The Securities and Exchange Commission (SEC) is waging an illegal war on the cryptocurrency industry.
The SEC recently charged crypto exchanges Binance and Coinbase with facilitating the trade of unregistered securities. Yet the opacity of the statute, as it pertains to crypto and the SEC’s arbitrary and contradictory application, have made compliance with the law impossible.
Despite charging multiple parties with issuing and trading unregistered securities, the SEC has failed to formally define what is or is not a security. Rather than an official definition, the agency relies on legal precedents, primarily the Howey test, to determine whether financial instruments are considered securities. The proper application of these rules to crypto tokens, however, remains unclear, and the SEC refuses to provide further guidance.
To create a formal definition, the SEC would need to follow a notice-and-comment process by which they make a public rule proposal, get feedback from the public, and then issue a final rule based on those comments. So far, the agency has refused to do so.

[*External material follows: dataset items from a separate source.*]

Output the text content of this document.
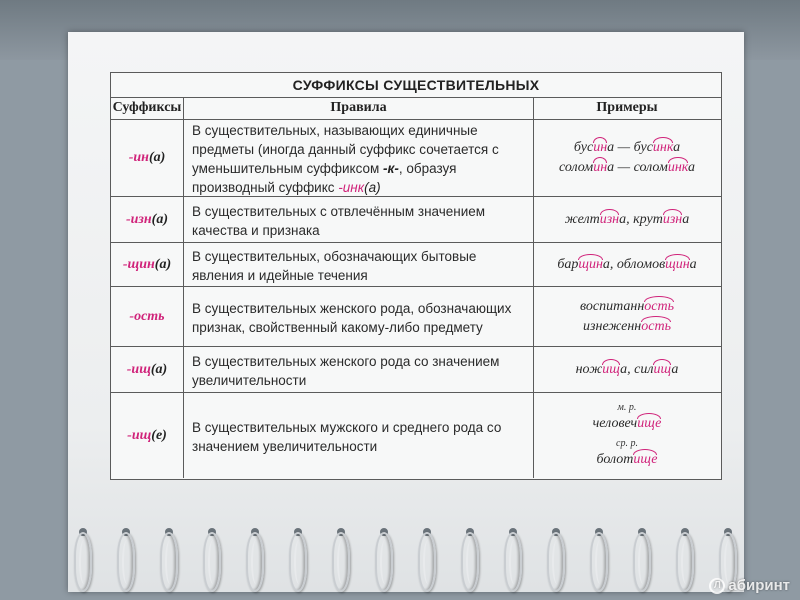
СУФФИКСЫ СУЩЕСТВИТЕЛЬНЫХ
Суффиксы	Правила	Примеры
-ин (а)
В существительных, называющих единичные предметы (иногда данный суффикс сочетается с уменьшительным суффиксом -к-, образуя производный суффикс -инк(а)
бусина — бусинка
соломина — соломинка
-изн (а) В существительных с отвлечённым значением качества и признака
желтизна, крутизна
-щин (а) В существительных, обозначающих бытовые явления и идейные течения
барщина, обломовщина
-ость В существительных женского рода, обозначающих признак, свойственный какому-либо предмету
воспитанность
изнеженность
-ищ (а) В существительных женского рода со значением увеличительности
ножища, силища
-ищ (е) В существительных мужского и среднего рода со значением увеличительности
м. р.
человечище
ср. р.
болотище
Л абиринт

SEC Chair Gensler claims that the legal definition is clear, but industry participants disagree. In fact, Coinbase has sued the SEC in an attempt to learn whether the agency plans to provide a formal definition through the rulemaking process, but the agency refuses to say. If the law is clear, then why can’t SEC lawyers say whether a formal rulemaking is needed?
The SEC has contradicted itself multiple times regarding which crypto tokens are securities. Chair Gensler has suggested that all crypto tokens other than bitcoin are securities, but the SEC’s lawsuits, and even Gensler’s own statements, imply otherwise.
Consider ether, the base token of the Ethereum network. Ether is the second largest crypto in terms of value, with a current market capitalization of more than $200 billion. If all tokens other than bitcoin are securities, as Gensler claims, then presumably ether is too. Prior to becoming SEC chair, however, Gelser stated that ether was not a security. When asked in recent congressional testimony whether ether is a security, Gensler refused to say.
Another example is the crypto token EOS, which is listed by the SEC as one of the allegedly unregistered securities traded on the Binance exchange. The SEC settled a lawsuit with EOS issuer Block.One. The settlement did not require EOS to be registered as a security. How can the agency now claim that it is one?
Similarly, Coinbase’s 2021 initial public offering (IPO) was approved by the SEC. The agency now accuses Coinbase of dealing in unregistered securities “since at least 2019.” Why did SEC officials approve the company’s IPO if they believed it was trading unregistered securities?
The SEC’s past allegations have already been rebuked by the courts. When the SEC attempted to block the acquisition of crypto lender Voyager by Binance’s American subsidiary Binance.US, the judge said the SEC had not offered “any evidence or even any reason to think that Binance.US actually is doing anything for which it requires further SEC registrations.”
Members of the House Financial Services Committee argue that Chair Gensler misled Congress and the public by saying that crypto companies are refusing to comply with SEC regulation and should simply “come in and register.” In reality, there is no legal path to registration. Yes, Binance.US and Coinbase could register as securities dealers, but even then there would be no way to know which tokens are considered securities.
Coinbase, in particular, has gone out of its way to comply with regulations, but it has been rebuffed by the SEC. Chief Legal Officer Paul Grewal says that Coinbase “met with the SEC more than 30 times” but has received “basically zero feedback on what to change, or how to register.”
This problem is not unique to Binance and Coinbase. Former SEC Commissioner Daniel Gallagher testified that Robinhood, where he is now Chief Legal Compliance and Corporate Affairs Officer, has made no progress toward registration after “over a dozen meetings and calls with the SEC.”
SEC officials have relied on opaque and discretionary enforcement actions. They have charged companies for not complying with the law without clearly stating what the law is. This approach is likely to push legal crypto exchanges to offshore jurisdictions with less regulatory scrutiny.
The SEC must stop this illegal war on crypto. They should provide a clear, legal path for crypto exchanges to operate in order to protect American investors and the U.S. economy.